Engineering Mammalian Cells to Produce Plant-Specific N-glycosylation on Proteins

2020
Protein N-glycosylation is an essential and highly conserved posttranslational modification found in all eukaryotic cells. Yeast, plants and mammalian cells, however, produce N-glycans with distinct structural features. These species-specific features pose challenges in selecting host cells for production of recombinant therapeutics for human medical use, but also provide opportunities to explore and utilize species-specific glycosylation in design of vaccines. Here, we used reverse cross-species engineering to stably introduce plant core alpha3fucose (alpha3Fuc) and beta2xylose (beta2Xyl) N-glycosylation epitopes in the mammalian Chinese Hamster Ovary (CHO) cell line.
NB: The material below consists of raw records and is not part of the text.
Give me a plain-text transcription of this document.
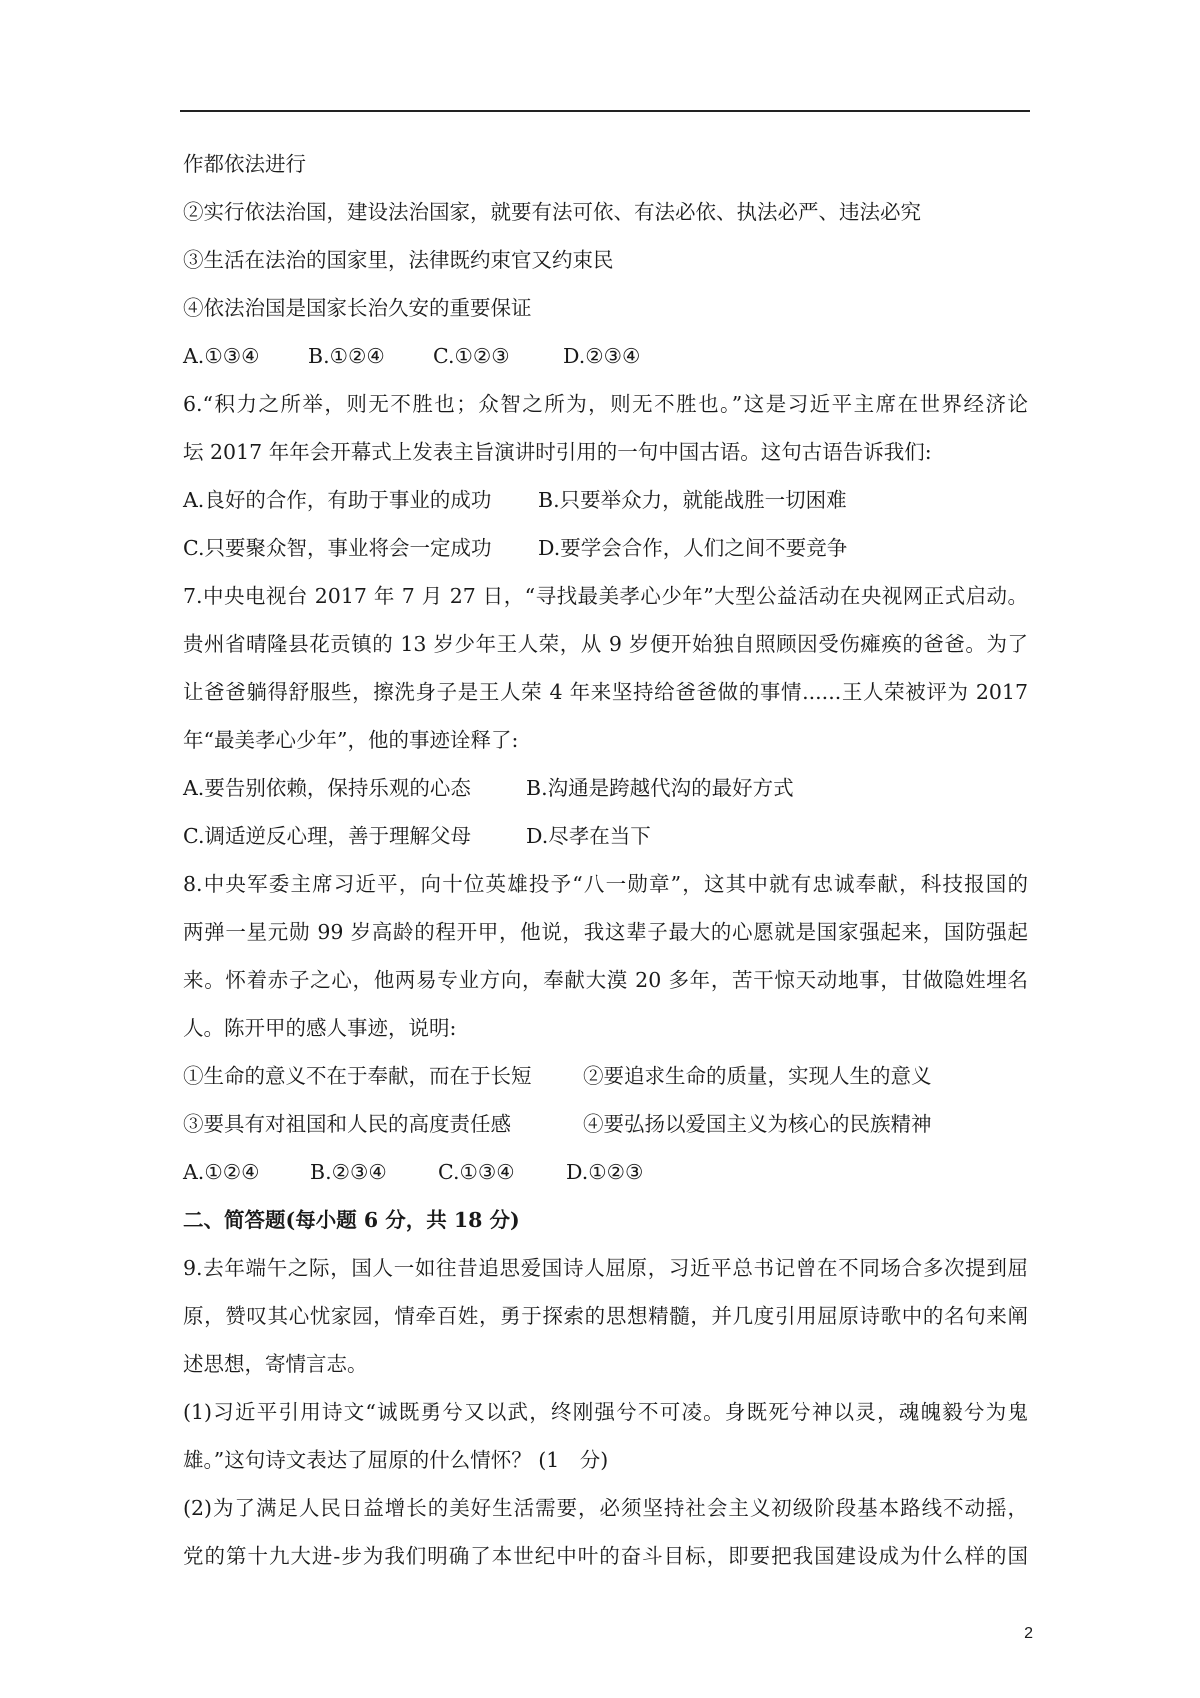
作都依法进行
②实行依法治国，建设法治国家，就要有法可依、有法必依、执法必严、违法必究
③生活在法治的国家里，法律既约束官又约束民
④依法治国是国家长治久安的重要保证
A.①③④	B.①②④	C.①②③	D.②③④
6.“积力之所举，则无不胜也；众智之所为，则无不胜也。”这是习近平主席在世界经济论
坛 2017 年年会开幕式上发表主旨演讲时引用的一句中国古语。这句古语告诉我们:
A.良好的合作，有助于事业的成功	B.只要举众力，就能战胜一切困难
C.只要聚众智，事业将会一定成功	D.要学会合作，人们之间不要竞争
7.中央电视台 2017 年 7 月 27 日，“寻找最美孝心少年”大型公益活动在央视网正式启动。
贵州省晴隆县花贡镇的 13 岁少年王人荣，从 9 岁便开始独自照顾因受伤瘫痪的爸爸。为了
让爸爸躺得舒服些，擦洗身子是王人荣 4 年来坚持给爸爸做的事情......王人荣被评为 2017
年“最美孝心少年”，他的事迹诠释了:
A.要告别依赖，保持乐观的心态	B.沟通是跨越代沟的最好方式
C.调适逆反心理，善于理解父母	D.尽孝在当下
8.中央军委主席习近平，向十位英雄投予“八一勋章”，这其中就有忠诚奉献，科技报国的
两弹一星元勋 99 岁高龄的程开甲，他说，我这辈子最大的心愿就是国家强起来，国防强起
来。怀着赤子之心，他两易专业方向，奉献大漠 20 多年，苦干惊天动地事，甘做隐姓埋名
人。陈开甲的感人事迹，说明:
①生命的意义不在于奉献，而在于长短	②要追求生命的质量，实现人生的意义
③要具有对祖国和人民的高度责任感	④要弘扬以爱国主义为核心的民族精神
A.①②④	B.②③④	C.①③④	D.①②③
二、简答题(每小题 6 分，共 18 分)
9.去年端午之际，国人一如往昔追思爱国诗人屈原，习近平总书记曾在不同场合多次提到屈
原，赞叹其心忧家园，情牵百姓，勇于探索的思想精髓，并几度引用屈原诗歌中的名句来阐
述思想，寄情言志。
(1)习近平引用诗文“诚既勇兮又以武，终刚强兮不可凌。身既死兮神以灵，魂魄毅兮为鬼
雄。”这句诗文表达了屈原的什么情怀？ (1　分)
(2)为了满足人民日益增长的美好生活需要，必须坚持社会主义初级阶段基本路线不动摇，
党的第十九大进-步为我们明确了本世纪中叶的奋斗目标，即要把我国建设成为什么样的国
2
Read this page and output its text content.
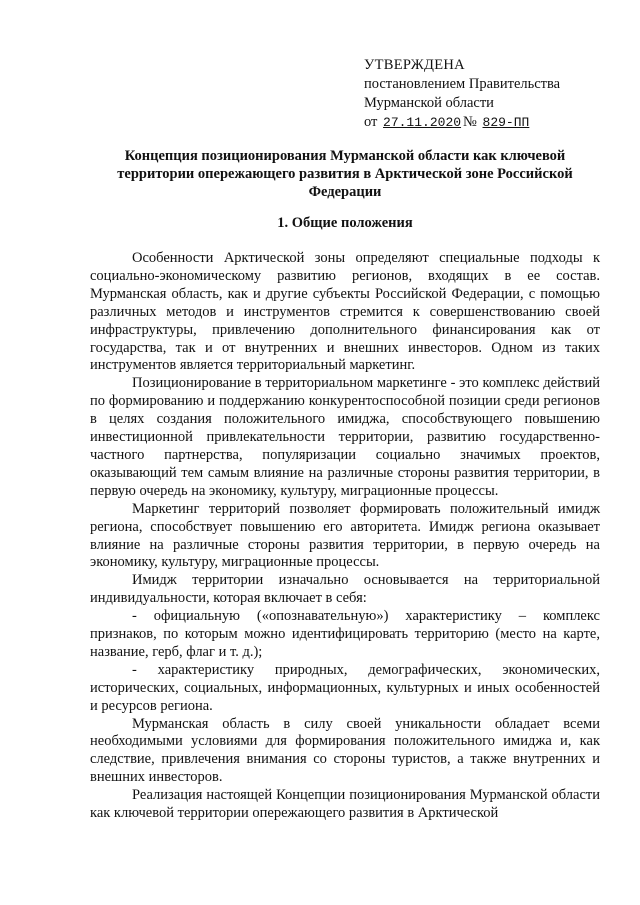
УТВЕРЖДЕНА
постановлением Правительства
Мурманской области
от 27.11.2020 № 829-ПП
Концепция позиционирования Мурманской области как ключевой территории опережающего развития в Арктической зоне Российской Федерации
1. Общие положения

Особенности Арктической зоны определяют специальные подходы к социально-экономическому развитию регионов, входящих в ее состав. Мурманская область, как и другие субъекты Российской Федерации, с помощью различных методов и инструментов стремится к совершенствованию своей инфраструктуры, привлечению дополнительного финансирования как от государства, так и от внутренних и внешних инвесторов. Одном из таких инструментов является территориальный маркетинг.

Позиционирование в территориальном маркетинге - это комплекс действий по формированию и поддержанию конкурентоспособной позиции среди регионов в целях создания положительного имиджа, способствующего повышению инвестиционной привлекательности территории, развитию государственно-частного партнерства, популяризации социально значимых проектов, оказывающий тем самым влияние на различные стороны развития территории, в первую очередь на экономику, культуру, миграционные процессы.

Маркетинг территорий позволяет формировать положительный имидж региона, способствует повышению его авторитета. Имидж региона оказывает влияние на различные стороны развития территории, в первую очередь на экономику, культуру, миграционные процессы.

Имидж территории изначально основывается на территориальной индивидуальности, которая включает в себя:

- официальную («опознавательную») характеристику – комплекс признаков, по которым можно идентифицировать территорию (место на карте, название, герб, флаг и т. д.);

- характеристику природных, демографических, экономических, исторических, социальных, информационных, культурных и иных особенностей и ресурсов региона.

Мурманская область в силу своей уникальности обладает всеми необходимыми условиями для формирования положительного имиджа и, как следствие, привлечения внимания со стороны туристов, а также внутренних и внешних инвесторов.

Реализация настоящей Концепции позиционирования Мурманской области как ключевой территории опережающего развития в Арктической
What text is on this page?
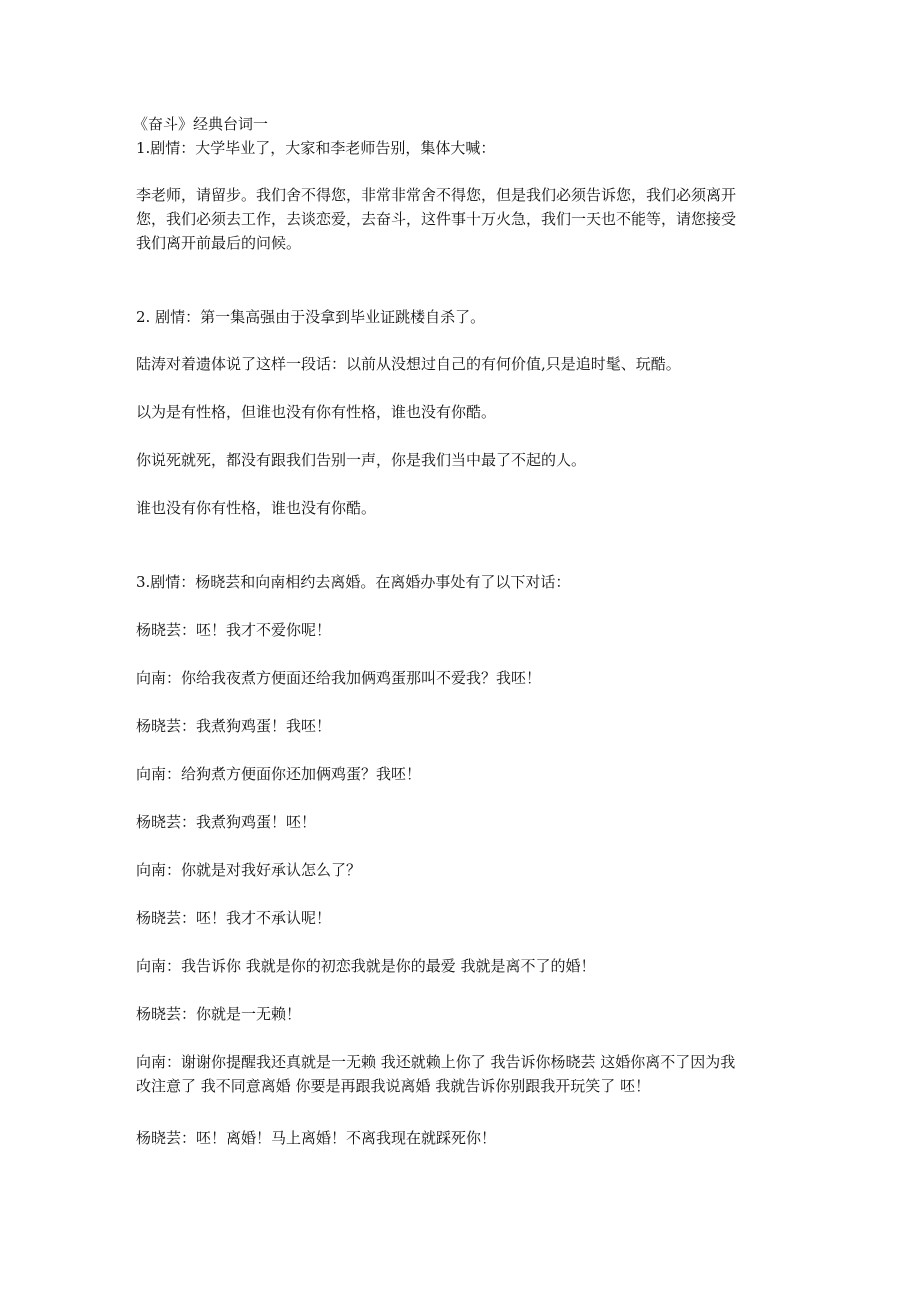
《奋斗》经典台词一
1.剧情：大学毕业了，大家和李老师告别，集体大喊：
李老师，请留步。我们舍不得您，非常非常舍不得您，但是我们必须告诉您，我们必须离开
您，我们必须去工作，去谈恋爱，去奋斗，这件事十万火急，我们一天也不能等，请您接受
我们离开前最后的问候。
2. 剧情：第一集高强由于没拿到毕业证跳楼自杀了。
陆涛对着遗体说了这样一段话：以前从没想过自己的有何价值,只是追时髦、玩酷。
以为是有性格，但谁也没有你有性格，谁也没有你酷。
你说死就死，都没有跟我们告别一声，你是我们当中最了不起的人。
谁也没有你有性格，谁也没有你酷。
3.剧情：杨晓芸和向南相约去离婚。在离婚办事处有了以下对话：
杨晓芸：呸！我才不爱你呢！
向南：你给我夜煮方便面还给我加俩鸡蛋那叫不爱我？我呸！
杨晓芸：我煮狗鸡蛋！我呸！
向南：给狗煮方便面你还加俩鸡蛋？我呸！
杨晓芸：我煮狗鸡蛋！呸！
向南：你就是对我好承认怎么了？
杨晓芸：呸！我才不承认呢！
向南：我告诉你 我就是你的初恋我就是你的最爱 我就是离不了的婚！
杨晓芸：你就是一无赖！
向南：谢谢你提醒我还真就是一无赖 我还就赖上你了 我告诉你杨晓芸 这婚你离不了因为我
改注意了 我不同意离婚 你要是再跟我说离婚 我就告诉你别跟我开玩笑了 呸！
杨晓芸：呸！离婚！马上离婚！不离我现在就踩死你！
We used directed knockin of plant core fucosylation and xylosylation genes (AtFucTA/AtFucTB and AtXylT) and targeted knockout of endogenous genes for core fucosylation (fut8) and elongation (B4galt1), for establishing CHO cells with plant N-glycosylation capacities. The engineering was evaluated through co-expression of two human therapeutic N-glycoproteins, erythropoietin (EPO) and an IgG1 antibody. Full conversion to the plant-type alpha3Fuc/beta2Xyl bi-antennary agalactosylated N-glycosylation (G0FX) was demonstrated for the IgG1 produced in CHO cells. These results demonstrate that N-glycosylation in mammalian cells is amenable for extensive cross-kingdom engineering, and that engineered CHO cells may be used to produce glycoproteins with plant glycosylation.